Aching then where light

plays upon long floors

in the cleverest rooms of the skull,

I proceed to become

that which I have admired in

those many I admire.

Is it enough that this ambition holds

one moment? Two would be

miraculous, and three, as good as true.

I count the blemishes

that stain my good name.

But who can count so long?

A good name — what use is it

but for causing jealousy in idle hearts?

No, I was not made to bear a tool like that.

I was Awake a very long Time

Not a carnival but loud

unexplainable noise. The sound

of someone being chased.

Dogs waiting silently beneath hedges.

A man sifting flour on a park bench

no reason given.

Autoptic: 8

Grief, do me no favors. I have grown my hair long,

as you bid me. I have learned to roll

a coin below my knuckles. I have written down now

years of dreams; much of my life has passed in writing

down these books of sleep. And so you see that I can

no longer turn only to what’s true

when I speak of my experience. Sainted men

wander in forests that have been set to rows.

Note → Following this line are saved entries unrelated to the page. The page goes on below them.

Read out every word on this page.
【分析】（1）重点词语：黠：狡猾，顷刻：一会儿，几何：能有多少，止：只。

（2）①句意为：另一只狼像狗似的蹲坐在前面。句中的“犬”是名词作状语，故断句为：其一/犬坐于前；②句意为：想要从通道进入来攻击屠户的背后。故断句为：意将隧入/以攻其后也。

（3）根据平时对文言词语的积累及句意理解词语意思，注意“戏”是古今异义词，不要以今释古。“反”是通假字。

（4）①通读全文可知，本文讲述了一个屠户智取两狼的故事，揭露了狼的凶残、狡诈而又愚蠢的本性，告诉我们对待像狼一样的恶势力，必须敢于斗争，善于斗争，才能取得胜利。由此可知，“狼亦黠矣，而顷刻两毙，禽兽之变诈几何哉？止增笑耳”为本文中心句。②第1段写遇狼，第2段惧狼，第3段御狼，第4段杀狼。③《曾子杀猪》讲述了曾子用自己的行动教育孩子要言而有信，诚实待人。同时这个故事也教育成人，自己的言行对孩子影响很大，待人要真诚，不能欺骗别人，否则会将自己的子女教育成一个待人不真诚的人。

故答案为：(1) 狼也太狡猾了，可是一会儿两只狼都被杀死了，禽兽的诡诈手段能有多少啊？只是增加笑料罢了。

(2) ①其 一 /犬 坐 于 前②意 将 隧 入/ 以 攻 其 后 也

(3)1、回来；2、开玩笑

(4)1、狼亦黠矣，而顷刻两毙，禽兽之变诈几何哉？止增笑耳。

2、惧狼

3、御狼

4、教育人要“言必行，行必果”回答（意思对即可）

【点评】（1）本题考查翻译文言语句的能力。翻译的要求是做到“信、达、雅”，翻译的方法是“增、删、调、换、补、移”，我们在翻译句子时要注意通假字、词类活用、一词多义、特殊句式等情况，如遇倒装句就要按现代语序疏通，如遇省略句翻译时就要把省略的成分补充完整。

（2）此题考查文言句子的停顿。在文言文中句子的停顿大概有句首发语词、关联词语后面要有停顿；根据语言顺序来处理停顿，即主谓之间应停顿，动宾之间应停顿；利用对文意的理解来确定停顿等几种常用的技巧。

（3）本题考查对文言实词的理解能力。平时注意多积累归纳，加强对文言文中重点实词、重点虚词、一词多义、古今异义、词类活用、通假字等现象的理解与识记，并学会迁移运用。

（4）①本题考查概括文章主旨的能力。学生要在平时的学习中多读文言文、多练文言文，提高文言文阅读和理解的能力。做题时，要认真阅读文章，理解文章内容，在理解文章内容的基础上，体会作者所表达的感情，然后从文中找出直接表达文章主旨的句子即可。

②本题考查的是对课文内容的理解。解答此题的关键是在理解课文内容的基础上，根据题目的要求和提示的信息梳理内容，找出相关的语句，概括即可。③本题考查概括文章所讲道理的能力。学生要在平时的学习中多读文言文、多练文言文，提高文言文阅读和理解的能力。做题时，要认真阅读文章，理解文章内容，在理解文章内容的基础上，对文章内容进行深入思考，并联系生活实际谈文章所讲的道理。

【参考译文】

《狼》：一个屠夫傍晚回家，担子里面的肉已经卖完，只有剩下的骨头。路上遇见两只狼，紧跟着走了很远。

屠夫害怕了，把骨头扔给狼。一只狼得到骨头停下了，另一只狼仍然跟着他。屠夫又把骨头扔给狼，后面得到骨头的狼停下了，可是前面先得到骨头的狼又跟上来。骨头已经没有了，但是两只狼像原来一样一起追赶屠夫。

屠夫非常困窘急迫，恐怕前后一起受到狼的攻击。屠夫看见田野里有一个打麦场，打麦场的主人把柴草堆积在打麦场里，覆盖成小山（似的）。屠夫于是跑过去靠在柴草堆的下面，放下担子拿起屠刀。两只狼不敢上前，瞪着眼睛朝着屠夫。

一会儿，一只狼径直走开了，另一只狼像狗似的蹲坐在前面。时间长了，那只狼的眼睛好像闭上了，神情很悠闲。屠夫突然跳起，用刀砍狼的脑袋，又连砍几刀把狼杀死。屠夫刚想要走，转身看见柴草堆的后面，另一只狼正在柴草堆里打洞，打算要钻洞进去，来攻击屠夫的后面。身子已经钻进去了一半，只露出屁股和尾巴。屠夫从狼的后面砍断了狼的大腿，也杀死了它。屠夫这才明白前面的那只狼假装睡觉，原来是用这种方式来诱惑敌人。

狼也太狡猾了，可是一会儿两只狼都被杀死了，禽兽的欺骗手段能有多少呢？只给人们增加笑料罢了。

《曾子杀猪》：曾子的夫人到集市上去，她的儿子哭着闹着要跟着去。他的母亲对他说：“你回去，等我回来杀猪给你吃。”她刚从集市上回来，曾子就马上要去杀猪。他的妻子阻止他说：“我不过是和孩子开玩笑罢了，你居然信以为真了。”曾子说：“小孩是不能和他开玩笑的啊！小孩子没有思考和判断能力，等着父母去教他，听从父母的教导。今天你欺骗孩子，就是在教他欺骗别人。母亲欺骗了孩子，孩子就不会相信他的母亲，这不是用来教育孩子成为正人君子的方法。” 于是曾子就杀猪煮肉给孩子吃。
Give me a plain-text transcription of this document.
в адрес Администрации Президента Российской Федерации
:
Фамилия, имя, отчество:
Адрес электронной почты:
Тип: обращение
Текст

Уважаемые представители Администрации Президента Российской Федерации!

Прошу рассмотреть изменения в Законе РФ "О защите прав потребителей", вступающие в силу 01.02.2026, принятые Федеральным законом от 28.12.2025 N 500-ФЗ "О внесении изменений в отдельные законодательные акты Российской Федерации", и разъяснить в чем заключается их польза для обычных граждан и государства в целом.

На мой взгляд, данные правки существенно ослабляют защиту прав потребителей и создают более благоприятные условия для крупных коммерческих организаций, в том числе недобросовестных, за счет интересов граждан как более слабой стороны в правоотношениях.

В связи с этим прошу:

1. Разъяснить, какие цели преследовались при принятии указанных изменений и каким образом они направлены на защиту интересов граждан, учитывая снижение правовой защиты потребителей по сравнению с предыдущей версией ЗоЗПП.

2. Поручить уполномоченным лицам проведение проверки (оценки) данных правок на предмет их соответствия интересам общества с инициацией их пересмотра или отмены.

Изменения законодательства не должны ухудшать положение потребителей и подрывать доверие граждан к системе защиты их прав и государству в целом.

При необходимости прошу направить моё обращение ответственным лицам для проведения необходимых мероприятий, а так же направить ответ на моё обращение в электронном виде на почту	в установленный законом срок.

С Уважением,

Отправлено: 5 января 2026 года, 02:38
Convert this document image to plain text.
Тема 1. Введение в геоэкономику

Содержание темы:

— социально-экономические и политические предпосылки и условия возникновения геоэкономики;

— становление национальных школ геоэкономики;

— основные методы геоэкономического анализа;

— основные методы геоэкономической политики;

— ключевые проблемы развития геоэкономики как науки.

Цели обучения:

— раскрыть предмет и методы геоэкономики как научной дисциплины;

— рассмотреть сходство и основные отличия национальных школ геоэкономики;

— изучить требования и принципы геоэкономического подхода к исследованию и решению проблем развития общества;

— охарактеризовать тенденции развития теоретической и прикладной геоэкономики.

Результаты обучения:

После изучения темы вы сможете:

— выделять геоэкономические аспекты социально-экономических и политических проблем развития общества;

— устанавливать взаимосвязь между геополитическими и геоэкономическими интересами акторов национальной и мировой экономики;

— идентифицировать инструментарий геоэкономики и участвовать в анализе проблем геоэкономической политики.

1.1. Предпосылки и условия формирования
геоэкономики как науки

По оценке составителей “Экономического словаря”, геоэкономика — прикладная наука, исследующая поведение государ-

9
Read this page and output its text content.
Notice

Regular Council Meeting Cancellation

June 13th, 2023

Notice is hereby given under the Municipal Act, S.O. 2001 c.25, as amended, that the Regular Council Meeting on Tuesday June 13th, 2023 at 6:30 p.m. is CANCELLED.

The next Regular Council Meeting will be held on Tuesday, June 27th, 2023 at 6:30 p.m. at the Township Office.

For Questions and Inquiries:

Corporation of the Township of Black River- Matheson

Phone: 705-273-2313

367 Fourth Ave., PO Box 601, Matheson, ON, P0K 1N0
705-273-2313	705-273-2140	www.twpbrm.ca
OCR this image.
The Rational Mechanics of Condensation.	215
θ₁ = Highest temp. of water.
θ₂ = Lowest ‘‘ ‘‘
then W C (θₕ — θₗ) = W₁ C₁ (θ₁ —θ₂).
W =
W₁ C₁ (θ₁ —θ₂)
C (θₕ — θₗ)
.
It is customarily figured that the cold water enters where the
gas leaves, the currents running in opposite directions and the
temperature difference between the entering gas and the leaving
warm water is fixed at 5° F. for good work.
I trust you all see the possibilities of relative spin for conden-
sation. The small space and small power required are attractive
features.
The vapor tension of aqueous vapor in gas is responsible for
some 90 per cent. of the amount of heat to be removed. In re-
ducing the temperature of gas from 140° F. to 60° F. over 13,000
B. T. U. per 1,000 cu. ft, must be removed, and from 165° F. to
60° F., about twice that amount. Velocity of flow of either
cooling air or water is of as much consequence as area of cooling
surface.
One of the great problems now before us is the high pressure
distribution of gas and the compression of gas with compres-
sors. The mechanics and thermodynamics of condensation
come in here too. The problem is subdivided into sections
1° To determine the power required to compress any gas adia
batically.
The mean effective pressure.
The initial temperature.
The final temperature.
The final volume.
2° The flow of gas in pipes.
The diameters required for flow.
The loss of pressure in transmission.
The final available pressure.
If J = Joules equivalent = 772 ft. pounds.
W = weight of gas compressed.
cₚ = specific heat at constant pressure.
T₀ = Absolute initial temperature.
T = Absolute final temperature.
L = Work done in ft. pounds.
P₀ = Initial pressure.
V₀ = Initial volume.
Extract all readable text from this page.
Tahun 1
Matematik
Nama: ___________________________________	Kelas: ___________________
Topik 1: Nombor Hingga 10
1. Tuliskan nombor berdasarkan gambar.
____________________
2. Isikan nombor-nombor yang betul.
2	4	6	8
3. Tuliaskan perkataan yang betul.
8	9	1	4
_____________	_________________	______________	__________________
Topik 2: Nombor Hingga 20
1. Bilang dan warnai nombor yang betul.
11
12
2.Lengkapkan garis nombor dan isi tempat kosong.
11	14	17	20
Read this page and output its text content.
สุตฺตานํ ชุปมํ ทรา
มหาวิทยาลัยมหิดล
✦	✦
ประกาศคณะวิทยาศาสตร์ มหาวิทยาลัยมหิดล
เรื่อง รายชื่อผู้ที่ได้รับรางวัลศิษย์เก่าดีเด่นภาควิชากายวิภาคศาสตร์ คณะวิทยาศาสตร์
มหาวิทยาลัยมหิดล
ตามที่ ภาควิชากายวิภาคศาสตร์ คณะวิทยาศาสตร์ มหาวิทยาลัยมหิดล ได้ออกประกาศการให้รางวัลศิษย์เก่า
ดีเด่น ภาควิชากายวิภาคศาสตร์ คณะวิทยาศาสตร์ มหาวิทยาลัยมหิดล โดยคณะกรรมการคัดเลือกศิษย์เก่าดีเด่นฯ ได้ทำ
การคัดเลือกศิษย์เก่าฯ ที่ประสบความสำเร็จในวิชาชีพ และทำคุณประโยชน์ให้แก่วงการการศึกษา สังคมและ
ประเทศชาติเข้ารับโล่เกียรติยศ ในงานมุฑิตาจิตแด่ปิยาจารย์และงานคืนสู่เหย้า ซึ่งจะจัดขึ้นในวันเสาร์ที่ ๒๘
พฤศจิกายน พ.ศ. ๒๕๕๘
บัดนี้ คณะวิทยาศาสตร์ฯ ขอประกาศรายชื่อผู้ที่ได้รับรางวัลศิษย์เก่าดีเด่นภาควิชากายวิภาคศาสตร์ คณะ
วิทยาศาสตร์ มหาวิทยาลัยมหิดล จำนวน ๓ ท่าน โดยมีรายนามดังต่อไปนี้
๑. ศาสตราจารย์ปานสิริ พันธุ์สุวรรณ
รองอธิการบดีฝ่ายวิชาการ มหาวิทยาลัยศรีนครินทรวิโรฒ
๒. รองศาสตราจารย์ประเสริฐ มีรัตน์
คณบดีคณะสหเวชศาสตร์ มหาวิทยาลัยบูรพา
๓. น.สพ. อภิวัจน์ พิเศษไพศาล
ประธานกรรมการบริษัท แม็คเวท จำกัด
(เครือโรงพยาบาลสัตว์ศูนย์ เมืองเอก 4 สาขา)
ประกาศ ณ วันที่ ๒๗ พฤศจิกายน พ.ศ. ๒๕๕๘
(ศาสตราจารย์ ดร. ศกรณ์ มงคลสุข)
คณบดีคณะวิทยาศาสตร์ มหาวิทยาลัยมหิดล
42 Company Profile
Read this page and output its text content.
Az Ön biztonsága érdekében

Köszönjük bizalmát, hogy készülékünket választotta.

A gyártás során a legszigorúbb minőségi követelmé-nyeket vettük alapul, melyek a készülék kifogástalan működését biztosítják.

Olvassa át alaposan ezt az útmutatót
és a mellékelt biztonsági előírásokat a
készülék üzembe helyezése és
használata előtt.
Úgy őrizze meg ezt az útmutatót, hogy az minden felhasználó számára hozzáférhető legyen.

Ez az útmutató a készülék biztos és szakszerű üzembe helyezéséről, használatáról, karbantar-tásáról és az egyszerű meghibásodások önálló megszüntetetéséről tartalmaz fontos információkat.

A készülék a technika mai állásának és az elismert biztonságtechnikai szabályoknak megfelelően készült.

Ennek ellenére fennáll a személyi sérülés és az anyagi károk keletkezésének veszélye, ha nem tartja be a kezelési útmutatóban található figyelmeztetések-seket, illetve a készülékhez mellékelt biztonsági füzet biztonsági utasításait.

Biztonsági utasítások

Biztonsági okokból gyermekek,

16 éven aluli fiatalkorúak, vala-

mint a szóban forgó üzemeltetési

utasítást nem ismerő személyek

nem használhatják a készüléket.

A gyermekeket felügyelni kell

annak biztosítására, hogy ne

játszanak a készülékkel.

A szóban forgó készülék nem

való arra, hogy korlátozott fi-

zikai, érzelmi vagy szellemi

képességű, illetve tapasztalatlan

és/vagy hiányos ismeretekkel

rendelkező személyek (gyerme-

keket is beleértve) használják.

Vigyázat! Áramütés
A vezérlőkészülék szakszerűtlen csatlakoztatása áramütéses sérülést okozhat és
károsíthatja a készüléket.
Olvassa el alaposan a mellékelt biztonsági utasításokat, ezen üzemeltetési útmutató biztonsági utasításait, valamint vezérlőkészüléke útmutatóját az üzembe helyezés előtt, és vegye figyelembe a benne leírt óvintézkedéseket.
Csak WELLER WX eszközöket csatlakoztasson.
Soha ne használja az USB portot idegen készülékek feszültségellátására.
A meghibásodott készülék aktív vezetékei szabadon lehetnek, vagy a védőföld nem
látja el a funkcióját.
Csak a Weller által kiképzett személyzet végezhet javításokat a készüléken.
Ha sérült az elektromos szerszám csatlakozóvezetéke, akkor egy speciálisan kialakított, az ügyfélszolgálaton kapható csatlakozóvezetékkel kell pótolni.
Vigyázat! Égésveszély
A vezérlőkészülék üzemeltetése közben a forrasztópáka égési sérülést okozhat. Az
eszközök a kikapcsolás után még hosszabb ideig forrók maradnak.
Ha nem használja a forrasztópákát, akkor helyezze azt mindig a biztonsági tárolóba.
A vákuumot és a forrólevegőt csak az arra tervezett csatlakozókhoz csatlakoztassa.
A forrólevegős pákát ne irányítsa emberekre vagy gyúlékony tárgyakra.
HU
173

And here, today, already I have found a stone

shaped like a day I passed in a life I can’t claim as my own.

The wind calls water what it wants to call it and passes

overhead. But water names wind from within,

as storms proceed in hinges, all through the captive

captive, captivated light. Therefore, I show my face boldly

in a portrait of my great-great-grandfather. In reply

a deep breath in my lungs, and the room about me

actual as nothing can be actual. My hand is badly cut,

and I cannot say how long it has been bleeding.